Еще при жизни Евгении Эргардовны все первые экземпляры изданных книг Максим Лужанин со словами благодарности дарил именно ей, а она, когда стали печатать и ее, дарила ему свои. Об этом свидетельствуют многочисленные дарственные надписи, например, на книгах М. Лужанина: «Выгараваная, выхвараваная, яна больш твая, чым мая, гэтая кніжка. А. 3.ІІІ.73» (Рэпартаж з рубцом на сэрцы. Мінск, 1973), «Віншую, першы паасобнік Табой названай кнігі — Табе. А. 31.Х.82» (Колас расказвае пра сябе. Мінск, 1982), «Як вялося, хай і вядзецца: першая кніжка — Табе. А.» (Добры хлопец Дзік. Мінск, 1993). А вот инскрипты, оставленные Е. Пфляумбаум на книге «Сувой жыцця» (Минск, 1989): «Алесю Каратаю. Табе з падзякаю за вызваленне радкоў», и тут же: «На добрае ці на благое — нас толькі двое... Жэня».
На сегодняшний день личный фонд Максима Лужанина насчитывает 2 577 единиц хранения без учета последнего поступления — заключительной части архива, переданной уже после смерти писателя внучкой друга его юности Тодора Кляшторного — талантливого белорусского литератора, репрессированного в 1930-е годы. Составной частью в фонд входят также и архивные материалы Е. Пфляумбаум.
Несомненный интерес вызывает эпистолярий М. Лужанина. Он содержит сотни писем разных лет, как самого писателя, так и многочисленных его корреспондентов. Особое место, и это не удивительно, отведено личной переписке М. Лужанина и Е. Пфляумбаум — двух поэтов, двух близких по духу людей, чьи любящие сердца звучали в унисон на протяжении почти всей их долгой совместной жизни.
Марина Лис
* 13.12.1930.
Никогда еще не были у меня такими непослушными карандаш и бумага.
Три раза я уже порвал все написанное. Не потому, что мудрствую, не хочу говорить искренне, просто потому, что как-то как надо не говорится вся славнота, которую хочется раскрыть тебе.

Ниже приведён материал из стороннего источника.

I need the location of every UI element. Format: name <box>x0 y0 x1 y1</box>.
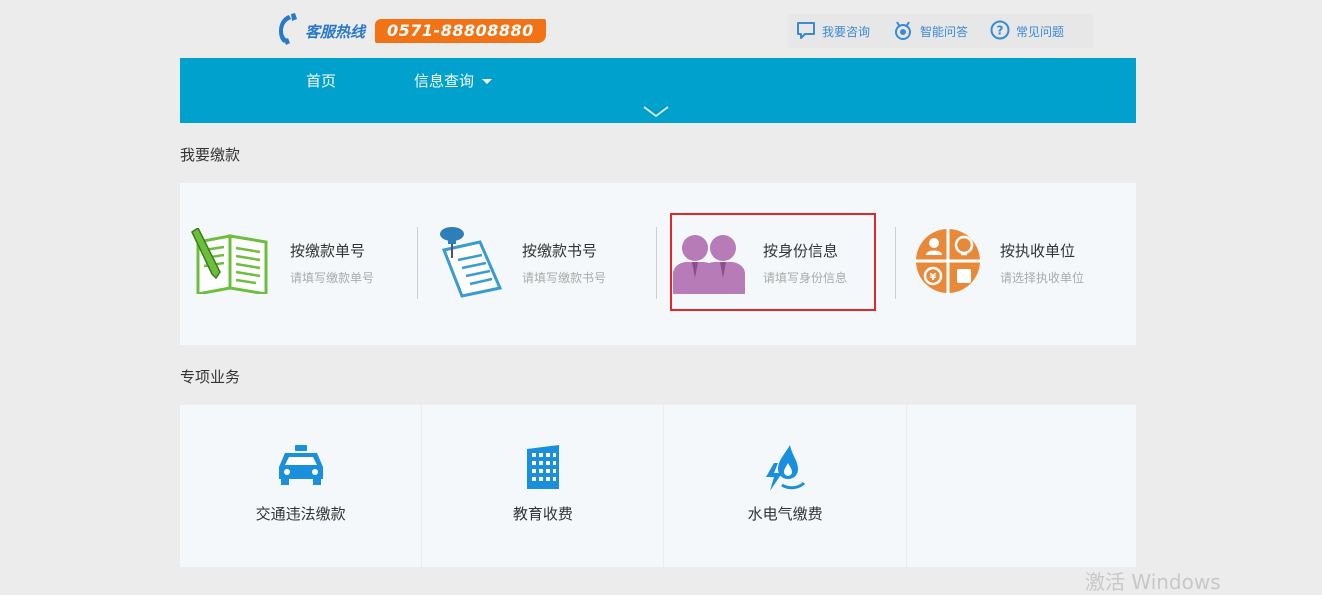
taxi-icon <box>277 445 325 489</box>
special-item-label: 交通违法缴款 <box>255 505 346 523</box>
pay-item-subtitle: 请填写缴款单号 <box>290 271 375 285</box>
nav-info-query-label: 信息查询 <box>414 72 475 90</box>
pay-item-title: 按缴款书号 <box>522 242 598 260</box>
main-nav: 首页 信息查询 <box>180 58 1136 123</box>
pay-item-title: 按执收单位 <box>1000 242 1076 260</box>
nav-home[interactable]: 首页 <box>306 70 336 91</box>
special-panel: 交通违法缴款 教育收费 水电气缴费 <box>180 405 1136 567</box>
special-item-label: 水电气缴费 <box>747 505 823 523</box>
question-circle-icon: ? <box>990 20 1010 43</box>
nav-info-query[interactable]: 信息查询 <box>414 70 493 91</box>
special-empty-cell <box>906 405 1136 567</box>
special-section-title: 专项业务 <box>180 368 241 386</box>
divider <box>895 227 896 299</box>
pay-panel: 按缴款单号 请填写缴款单号 按缴款书号 请填写缴款书号 按身份信息 请填写身份信… <box>180 183 1136 345</box>
pay-item-subtitle: 请选择执收单位 <box>1000 271 1085 285</box>
notebook-pencil-icon <box>190 226 272 298</box>
svg-text:¥: ¥ <box>930 272 937 283</box>
chevron-down-icon[interactable] <box>642 104 670 123</box>
svg-text:?: ? <box>997 23 1004 37</box>
divider <box>656 227 657 299</box>
consult-link-label: 我要咨询 <box>822 24 871 39</box>
pinned-document-icon <box>434 224 504 302</box>
caret-down-icon <box>482 79 493 84</box>
pay-by-collection-unit[interactable]: ¥ 按执收单位 请选择执收单位 <box>914 223 1084 303</box>
smart-qa-link-label: 智能问答 <box>920 24 969 39</box>
faq-link-label: 常见问题 <box>1016 24 1065 39</box>
pay-item-subtitle: 请填写缴款书号 <box>522 271 607 285</box>
pay-item-title: 按缴款单号 <box>290 242 366 260</box>
top-links: 我要咨询 智能问答 ? 常见问题 <box>788 14 1093 48</box>
special-education-fee[interactable]: 教育收费 <box>422 405 664 567</box>
pay-by-payment-number[interactable]: 按缴款单号 请填写缴款单号 <box>190 223 374 303</box>
chat-bubble-icon <box>796 20 816 43</box>
special-utility-fee[interactable]: 水电气缴费 <box>664 405 906 567</box>
selection-highlight-box <box>670 213 876 311</box>
robot-icon <box>892 19 914 44</box>
hotline-label: 客服热线 <box>305 22 366 41</box>
windows-activation-watermark: 激活 Windows <box>1085 570 1221 594</box>
building-icon <box>525 445 561 493</box>
utility-icon <box>764 445 806 495</box>
pay-section-title: 我要缴款 <box>180 146 241 164</box>
hotline: 客服热线 0571-88808880 <box>275 13 546 49</box>
special-traffic-fine[interactable]: 交通违法缴款 <box>180 405 422 567</box>
faq-link[interactable]: ? 常见问题 <box>990 20 1064 43</box>
consult-link[interactable]: 我要咨询 <box>796 20 870 43</box>
institution-circle-icon: ¥ <box>914 227 982 299</box>
smart-qa-link[interactable]: 智能问答 <box>892 19 968 44</box>
divider <box>417 227 418 299</box>
special-item-label: 教育收费 <box>512 505 573 523</box>
hotline-number: 0571-88808880 <box>375 19 546 43</box>
pay-by-notice-number[interactable]: 按缴款书号 请填写缴款书号 <box>434 223 606 303</box>
phone-icon <box>275 13 301 49</box>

И вместо того, чтобы просто сказать, что я уже целых 26 часов не видел тебя, я пишу о том, что здесь чудный мостик, что сегодня я проехал 18 верст на конях, в санях — оврагами, пролесками, через речки, озера, и когда замерз, постучал в двери, и чуть не обомлел — ты!
Тишина... Такая тишина... Это взамен бури, в которую я хочу.
Ты говоришь, что у меня много женственного? Может, и правда. Может, потому, что лучшими моими друзьями были женщины. (... )
Но как жалко, что не видела ты сегодняшнего утра! Не ощущала холодного ветра в лицо! И не спеша бредут лошади, а я сижу тихонечко... Думаю все, думаю... вижу (...) твое лицо... библиотечную твою руку.
И недосказанного много, много... И каждый день увеличивается оно.
А может, а если бы.
И что это все такое? Что ты для меня? Надо выяснить. Солнце? Сумрак? Радость? Печаль?
Я тебе еще напишу. Сегодня. Завтра. Каждый день.
Не удивляйся только. Все будет ясным. А так, как теперь, еще никогда у меня не было.
(Подпись)
* 1931. (Без точной даты. — Т. К.)
(...) За такие грозы, что берут человека всего — без остатка. За грозы, из которых человек выходит истомленным, но победителем.
И все же я мало понимаю. Твой внутренний мир остается, говоря по-старому, каким-то заколдованным кругом. И от этого незнания мне иногда кажется, что где-то глубоко мы с тобою враги. И кажется еще, что эта враждебность лежит в основе всего и манит неотступно, сильно. Несвязностью этой и объясняется та жизнь, которую веду я в Минске.
Это не выход. Ты зови меня на помощь, когда я есть. И чаще зови. Ты хочешь тишины и не знаешь, чего хочешь. (...) ...Метель — твои слова. Тебе надо шторм. Может, на один день, но крепкий, холодный, соленый. А больше всего тебе надо — дом, знаешь, такой звонкий, сосновый, на стенах которого еще проступают капельки смолы.
Надо тебе утренние туманы над озером да роса — босыми ногами по ней. Лес. Я спасался так. Я знаю такой дом, и озеро, и лес. За двадцать верст от железной дороги, за три версты от деревни. Я загоню тебя в этот дом, чтобы закончились тупики. Они также жизнь — тупики, — но не надо их.
Стыдно просто. Когда так много жизни и работы в ней.
Ты много пишешь? Я хотел бы посмотреть. Хорошо?
Только во сне увидеть радость? А приобрести ее, живую, мохнатую? Все это в твоих руках. Мое плечо всегда радо, когда рядом — твое.